I know that the people that breed to AKC conformation standards have ruined many breeds. But I must remind you that it has not entirely ruined every working breed. There are still working Labs, German Shepherds, Goldens, sighthounds, etc. Those segments of the breeds bred entirely for conformation (i.e. physical characteristics) are the ones that suffer the genetic malformities. (Yes, some part of working ability has to do with sleek, flowing gait but what does eye color, ear prick, or coat length have to do with that?). There are those that lie outside the conformation rings that still breed for working abilities and their populations remain healthy. Breeding for a set of physical characteristics is where the problem lies. By selecting like physical characteristics, you end up reducing the genetic pool and thereby risking recessive problems. Breeding for behavioral characteristics, entirely polygenic phenotypes, results in a broad genetic pool. This is why the Border Collie has survived and thrived lo' these many years. They were bred for behavior, not eye color or ear length. I would suggest that those that breed for conformation are being near-sighted and narrow-minded. I would suggest those that require trial championships are being elitist and overly demanding.

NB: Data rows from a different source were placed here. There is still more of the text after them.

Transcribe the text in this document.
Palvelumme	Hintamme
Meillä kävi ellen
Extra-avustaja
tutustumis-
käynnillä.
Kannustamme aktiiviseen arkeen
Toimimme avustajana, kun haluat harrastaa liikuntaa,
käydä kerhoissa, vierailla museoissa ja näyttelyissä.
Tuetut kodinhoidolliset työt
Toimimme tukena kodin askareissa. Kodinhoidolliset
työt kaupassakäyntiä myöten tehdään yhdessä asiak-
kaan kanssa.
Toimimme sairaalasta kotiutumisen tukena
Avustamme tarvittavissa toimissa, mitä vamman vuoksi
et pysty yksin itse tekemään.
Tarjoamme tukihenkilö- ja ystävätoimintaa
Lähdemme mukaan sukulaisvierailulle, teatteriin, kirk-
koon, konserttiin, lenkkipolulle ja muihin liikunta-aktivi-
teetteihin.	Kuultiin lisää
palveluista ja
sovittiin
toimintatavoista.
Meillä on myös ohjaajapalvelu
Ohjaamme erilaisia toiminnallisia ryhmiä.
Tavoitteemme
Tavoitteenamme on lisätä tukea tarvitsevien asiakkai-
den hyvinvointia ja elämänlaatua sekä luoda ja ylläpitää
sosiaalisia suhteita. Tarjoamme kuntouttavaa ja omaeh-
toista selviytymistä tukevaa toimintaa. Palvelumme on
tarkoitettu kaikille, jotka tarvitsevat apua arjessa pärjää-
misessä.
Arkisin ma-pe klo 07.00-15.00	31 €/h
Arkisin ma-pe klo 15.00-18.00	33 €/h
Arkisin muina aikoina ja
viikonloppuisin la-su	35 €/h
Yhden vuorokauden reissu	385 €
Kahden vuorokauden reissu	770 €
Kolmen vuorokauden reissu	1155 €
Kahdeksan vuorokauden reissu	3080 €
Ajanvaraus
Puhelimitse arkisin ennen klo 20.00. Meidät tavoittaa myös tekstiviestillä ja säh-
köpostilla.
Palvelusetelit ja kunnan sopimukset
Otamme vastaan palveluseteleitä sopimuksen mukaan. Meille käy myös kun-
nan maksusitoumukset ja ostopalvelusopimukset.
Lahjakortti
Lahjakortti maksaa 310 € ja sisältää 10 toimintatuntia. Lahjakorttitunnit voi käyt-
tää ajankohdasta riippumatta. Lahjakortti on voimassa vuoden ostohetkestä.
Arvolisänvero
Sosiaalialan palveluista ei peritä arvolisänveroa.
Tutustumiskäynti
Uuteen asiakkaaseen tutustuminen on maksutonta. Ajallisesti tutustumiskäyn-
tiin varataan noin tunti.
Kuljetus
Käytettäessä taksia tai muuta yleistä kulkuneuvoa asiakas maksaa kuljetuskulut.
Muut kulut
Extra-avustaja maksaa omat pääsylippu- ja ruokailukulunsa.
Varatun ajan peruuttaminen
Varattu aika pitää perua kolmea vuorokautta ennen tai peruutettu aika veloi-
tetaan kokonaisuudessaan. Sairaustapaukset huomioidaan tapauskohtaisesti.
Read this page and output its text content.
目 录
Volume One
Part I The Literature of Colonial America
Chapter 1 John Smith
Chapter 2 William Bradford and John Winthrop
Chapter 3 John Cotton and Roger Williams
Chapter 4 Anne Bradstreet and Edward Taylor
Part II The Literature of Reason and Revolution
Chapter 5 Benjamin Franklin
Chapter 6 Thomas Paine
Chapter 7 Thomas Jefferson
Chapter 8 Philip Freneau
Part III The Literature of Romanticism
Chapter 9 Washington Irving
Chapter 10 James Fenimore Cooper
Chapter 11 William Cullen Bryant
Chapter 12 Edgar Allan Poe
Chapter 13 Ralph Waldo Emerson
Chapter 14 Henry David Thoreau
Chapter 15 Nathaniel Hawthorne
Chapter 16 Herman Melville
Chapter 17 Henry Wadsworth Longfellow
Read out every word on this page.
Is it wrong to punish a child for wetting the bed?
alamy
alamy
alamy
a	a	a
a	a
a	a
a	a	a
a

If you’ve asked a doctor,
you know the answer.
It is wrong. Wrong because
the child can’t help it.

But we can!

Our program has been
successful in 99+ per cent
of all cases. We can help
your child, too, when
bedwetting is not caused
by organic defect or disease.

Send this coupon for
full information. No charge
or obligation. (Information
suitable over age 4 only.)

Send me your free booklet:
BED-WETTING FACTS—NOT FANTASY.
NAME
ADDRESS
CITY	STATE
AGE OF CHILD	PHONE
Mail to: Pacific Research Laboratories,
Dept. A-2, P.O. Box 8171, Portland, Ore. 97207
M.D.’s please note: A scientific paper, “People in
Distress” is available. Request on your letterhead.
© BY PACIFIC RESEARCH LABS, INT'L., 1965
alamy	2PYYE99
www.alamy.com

I do not know the answer to the AKC problem. I am certainly no fan of the AKC ( none of my dogs will ever be AKC registered). But I have a feeling that the answer lies somewhere in the middle, requiring a working test of some kind but allowing for the new form of Border Collie - the SAR Border Collie, the agility Border Collie, the Frisbee Border Collie, the flyball Border Collie, etc. etc. There is a reason they continue to excel at all these functions. If the AKC changes and bows to the Border Collie community's wishes, then I say great. If not, then as lovers of the breed, breeders, and registries, we can only continue on our own paths and try to educate new breeders, owners, etc. about the outstanding qualities of the breed and the dangers of breeding for conformation.
I hope I have not offended anyone with this opinion. I encourage you all to "stay the course". And as I look down at the black-and-white ball at my feet and strain to hear the muffled cries of six little ones emanating from the next room over, I smile and hope that you always remember who we are in this for - those savvy, little black-and-white streaking farm dogs.